One ingredient not looked for by the panelists, but one that kept turning up like a bad penny, was a garnish. In particular, a cherry. “There’s no cherry in a Corpse Reviver,” said Reece, looking almost offended when such fruit first arrived at the table. “I don’t like cherries in citrus cocktails. I think of this drink as garnish-less.”

Caiafa and Willey agreed. And, so, confusion mounted as fully five of the 12 examples of the drink were served with cherries. One cherry-adorned version, which somehow also smacked of grapefruit, was deemed a fruit salad. “There seems to be an assumption that the cherry is a thing,” said Willey.

Unsurprisingly, none of the three winning cocktails contained a cherry. However, the winner did involve a garnish—a lemon twist. (It was the only cocktail of the tasting to wear a twist.) The work of Alicia Perry of San Diego’s Polite Provisions, it did not adhere strictly to the equal-parts doctrine, but came close, containing one ounce of Plymouth Gin, and three-quarter ounces each of Lillet, Cointreau and lemon juice, while a quarter-ounce of simple syrup lent roundness to the flavor profile. A pastis rinse completed the formula.

Curious about the effect the lemon twist had on the drink, the judges recalled two additional versions of the recipe—one where the twist was expressed over the drink but not inserted; and one with no twist at all. The panel approved of the mixture in all iterations, suggesting that the presence of the lemon twist was a contributing, but not critical factor in its success.

Placing second was Death & Co.’s house recipe, submitted by head bartender Matthew Belanger. This rendition was nearly textbook: equal parts Beefeater Gin, Cointreau, Cocchi Americano and lemon juice, with two dashes of absinthe, mixed with all the ingredients, and no garnish. All commented on the drink’s fresh, bright quality. “Pretty damn standard,” said Willey.

Third place went to James Bolt of The Gin Joint in Charleston, South Carolina.

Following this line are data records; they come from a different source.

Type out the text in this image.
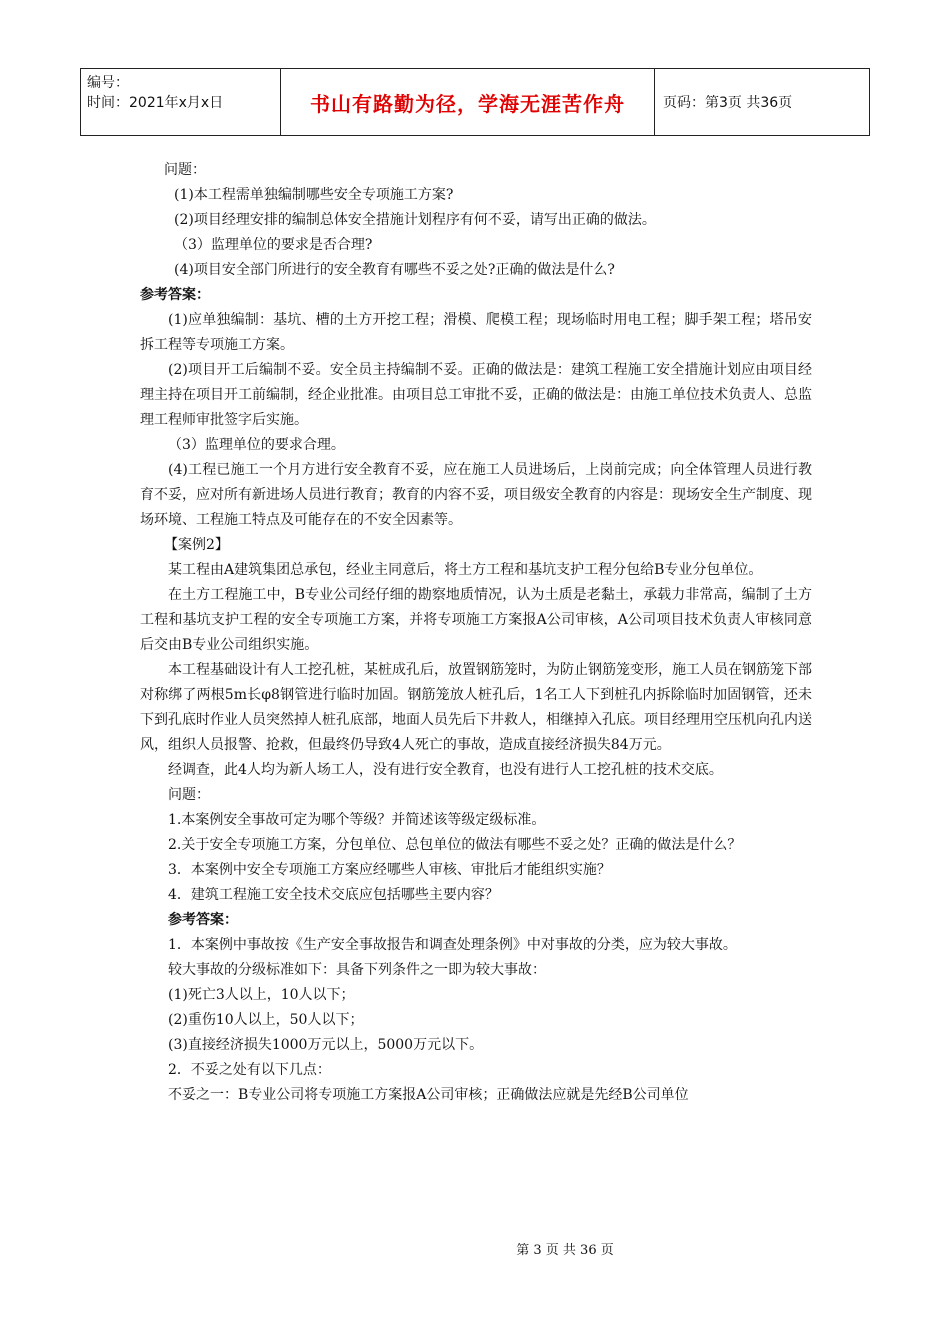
编号：
时间：2021年x月x日	书山有路勤为径，学海无涯苦作舟	页码：第3页 共36页

问题：

(1)本工程需单独编制哪些安全专项施工方案?

(2)项目经理安排的编制总体安全措施计划程序有何不妥，请写出正确的做法。

（3）监理单位的要求是否合理?

(4)项目安全部门所进行的安全教育有哪些不妥之处?正确的做法是什么?

参考答案：

(1)应单独编制：基坑、槽的土方开挖工程；滑模、爬模工程；现场临时用电工程；脚手架工程；塔吊安拆工程等专项施工方案。

(2)项目开工后编制不妥。安全员主持编制不妥。正确的做法是：建筑工程施工安全措施计划应由项目经理主持在项目开工前编制，经企业批准。由项目总工审批不妥，正确的做法是：由施工单位技术负责人、总监理工程师审批签字后实施。

（3）监理单位的要求合理。

(4)工程已施工一个月方进行安全教育不妥，应在施工人员进场后，上岗前完成；向全体管理人员进行教育不妥，应对所有新进场人员进行教育；教育的内容不妥，项目级安全教育的内容是：现场安全生产制度、现场环境、工程施工特点及可能存在的不安全因素等。

【案例2】

某工程由A建筑集团总承包，经业主同意后，将土方工程和基坑支护工程分包给B专业分包单位。

在土方工程施工中，B专业公司经仔细的勘察地质情况，认为土质是老黏土，承载力非常高，编制了土方工程和基坑支护工程的安全专项施工方案，并将专项施工方案报A公司审核，A公司项目技术负责人审核同意后交由B专业公司组织实施。

本工程基础设计有人工挖孔桩，某桩成孔后，放置钢筋笼时，为防止钢筋笼变形，施工人员在钢筋笼下部对称绑了两根5m长φ8钢管进行临时加固。钢筋笼放人桩孔后，1名工人下到桩孔内拆除临时加固钢管，还未下到孔底时作业人员突然掉人桩孔底部，地面人员先后下井救人，相继掉入孔底。项目经理用空压机向孔内送风，组织人员报警、抢救，但最终仍导致4人死亡的事故，造成直接经济损失84万元。

经调查，此4人均为新人场工人，没有进行安全教育，也没有进行人工挖孔桩的技术交底。

问题：

1.本案例安全事故可定为哪个等级？并简述该等级定级标准。

2.关于安全专项施工方案，分包单位、总包单位的做法有哪些不妥之处？正确的做法是什么？

3．本案例中安全专项施工方案应经哪些人审核、审批后才能组织实施？

4．建筑工程施工安全技术交底应包括哪些主要内容？

参考答案：

1．本案例中事故按《生产安全事故报告和调查处理条例》中对事故的分类，应为较大事故。

较大事故的分级标准如下：具备下列条件之一即为较大事故：

(1)死亡3人以上，10人以下；

(2)重伤10人以上，50人以下；

(3)直接经济损失1000万元以上，5000万元以下。

2．不妥之处有以下几点：

不妥之一：B专业公司将专项施工方案报A公司审核；正确做法应就是先经B公司单位

第 3 页 共 36 页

Bolt went for equal parts as well, choosing Big Gin from Washington State as his spirit, Leopold Bros. as his absinthe, and, in an unusual move, Cointreau Noir, a blend of Cointreau and Cognac, for the liqueur. Like the Death & Co. drink, it was regarded as an upstanding representation of the cocktail.

Also admired by select judges were readings by Tom Macy of Brooklyn’s Clover Club (equal parts Tanqueray, Cointreau, lemon and a split of Lillet and Cocchi, plus three dashes of absinthe, as well as the dreaded cherry) and the unexpected inclusion of a recipe by sly PUNCH editor Chloe Frechette (equal parts Beefeater, Cointreau, lemon and Cap Corse Mattei Blanc Quinquina, topped with three sprays of absinthe from an atomizer).

Each recipe came armed with one thing that the judges all agreed was perhaps the cocktail’s greatest weapon: its name. “A lot!” declared Willey when asked how much he thought the moniker factored into the drink’s notoriety. Who doesn’t think its cool to order a Corpse Reviver? The “No. 2” adds a further touch of mystique. “People feel they can order it with confidence and feel like they know something more about it. The ‘No. 2’ intrigues them.”

If that’s so, why isn’t the Corpse Reviver No. 1 ordered as frequently?

“That’s for someone being super cocktail geeky,” said Reece.